Your employer must tell you:
About risks to your health and safety from current or proposed working practices.
About things or changes that may harm or affect your health and safety.
How to do your job safely.
What is done to protect your health and safety.
How to get first-aid treatment.
What to do in an emergency.

Your employer must provide, free of charge:
Training to do your job safely.
Protection for you at work when necessary (such as clothing, shoes or boots, eye and ear protection, gloves, masks etc).
Health checks if there is a danger of ill health because of your work.
Regular health checks if you work nights and a check before you start.

(Note: If you are genuinely self-employed you are responsible for providing your own first-aid arrangements,
training, protective equipment and health checks, and for organising your own working time.)

Your employer must provide you with the following information:

Health and safety law: What you should know.

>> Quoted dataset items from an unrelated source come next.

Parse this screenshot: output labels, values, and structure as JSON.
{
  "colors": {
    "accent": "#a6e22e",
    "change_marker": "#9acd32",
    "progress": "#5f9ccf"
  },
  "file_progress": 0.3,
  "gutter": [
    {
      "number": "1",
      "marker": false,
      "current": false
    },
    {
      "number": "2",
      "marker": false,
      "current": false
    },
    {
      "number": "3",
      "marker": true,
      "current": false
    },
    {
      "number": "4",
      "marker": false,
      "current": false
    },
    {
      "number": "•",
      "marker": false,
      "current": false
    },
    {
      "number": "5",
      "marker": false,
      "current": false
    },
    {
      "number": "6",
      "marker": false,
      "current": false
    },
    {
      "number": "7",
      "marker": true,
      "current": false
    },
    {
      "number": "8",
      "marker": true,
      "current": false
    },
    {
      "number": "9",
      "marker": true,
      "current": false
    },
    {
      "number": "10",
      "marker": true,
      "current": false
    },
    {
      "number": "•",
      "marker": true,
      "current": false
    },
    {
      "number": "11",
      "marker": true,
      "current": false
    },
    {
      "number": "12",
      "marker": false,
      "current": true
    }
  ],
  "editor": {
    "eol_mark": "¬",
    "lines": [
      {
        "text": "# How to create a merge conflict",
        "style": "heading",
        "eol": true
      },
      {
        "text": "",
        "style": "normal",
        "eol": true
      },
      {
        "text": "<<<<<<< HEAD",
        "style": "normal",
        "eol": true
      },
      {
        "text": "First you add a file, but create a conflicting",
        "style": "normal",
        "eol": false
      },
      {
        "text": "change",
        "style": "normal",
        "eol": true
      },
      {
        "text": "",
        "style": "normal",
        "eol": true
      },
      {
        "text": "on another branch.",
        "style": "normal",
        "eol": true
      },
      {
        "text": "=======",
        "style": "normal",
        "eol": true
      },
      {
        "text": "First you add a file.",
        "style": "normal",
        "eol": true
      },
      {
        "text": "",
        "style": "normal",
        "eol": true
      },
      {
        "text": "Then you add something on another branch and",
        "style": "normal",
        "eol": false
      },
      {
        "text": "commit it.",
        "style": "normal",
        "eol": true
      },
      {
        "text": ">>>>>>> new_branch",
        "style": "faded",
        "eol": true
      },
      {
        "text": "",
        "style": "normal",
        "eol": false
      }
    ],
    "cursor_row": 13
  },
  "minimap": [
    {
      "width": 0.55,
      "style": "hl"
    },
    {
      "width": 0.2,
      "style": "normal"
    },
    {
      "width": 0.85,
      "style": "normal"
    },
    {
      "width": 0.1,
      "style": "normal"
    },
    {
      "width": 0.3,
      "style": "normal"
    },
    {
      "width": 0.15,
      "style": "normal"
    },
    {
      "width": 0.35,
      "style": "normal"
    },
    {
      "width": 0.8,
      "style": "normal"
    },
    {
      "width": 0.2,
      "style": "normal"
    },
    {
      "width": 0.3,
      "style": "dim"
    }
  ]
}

This should give the contact details of people who can help.

Their health and safety policy statement.

An up-to-date Employers Liability (Compulsory Insurance) certificate visible in your place of work.
Director Vivian Qu (right) poses with actress Zhou Meijun during a photocall for Qu’s “Angels Wear White” at the 74th Venice Film Festival. — Reuters

CHINESE director Vivian Qu hopes her new film “Angels Wear White” (“Jia Nian Hua”) will generate a discussion on sex education and child protection in her home country, she said at the Venice Film Festival.

Qu, whose directorial debut “Trap Street” (“Shuiyin Jie”) premiered to critical acclaim at the festival in 2013, was back in the Italian city to present her latest project.

She said sex education at an early age was important because children needed to learn how to protect themselves as their parents were not necessarily always around.

“Angels Wear White” is set in a seafront town, where two young girls are assaulted in a motel by a middle-aged man.

The only witness is receptionist Mia, who is only a few years older than the girls. As news of the assault spread, hotel management tries to cover up the evidence.

Mia, worried she may lose her job, says nothing. Meanwhile, Wen, one of the victims, finds her troubles have just begun. In a world that offers them no safety, they have to find their own way out of their troubles.

Qu said she drew inspiration for the film from real life. It pained her to think that justice was often not served or came too late.

Making a movie on such a sensitive topic with a young, non-professional actress presented challenges, she added.

Qu spent two months training her young star Zhou Meijun on weekends when the girl was out of school. Zhou was not aware of the entire plot. “She didn’t understand, she was very young and very pure. So, we only gave her scene by scene,” Qu said.

“We focused more on her relationship with her parents because that’s also how the film was and because those are the things that she could understand,” she added.

Qu is the only female director in the festival’s main competition this year and, while acknowledging the difficulties female filmmakers face, Qu said she believed it was more important to encourage women into the industry rather than opt for quotas.

“Any serious film makers would not want to be selected only because she is female, we want to be selected as good film makers, we make equally good films,” she said.

The winner of the Golden Lion award at the festival, which ended on Saturday, went to Mexican director Guillermo del Toro for “The Shape of Water.”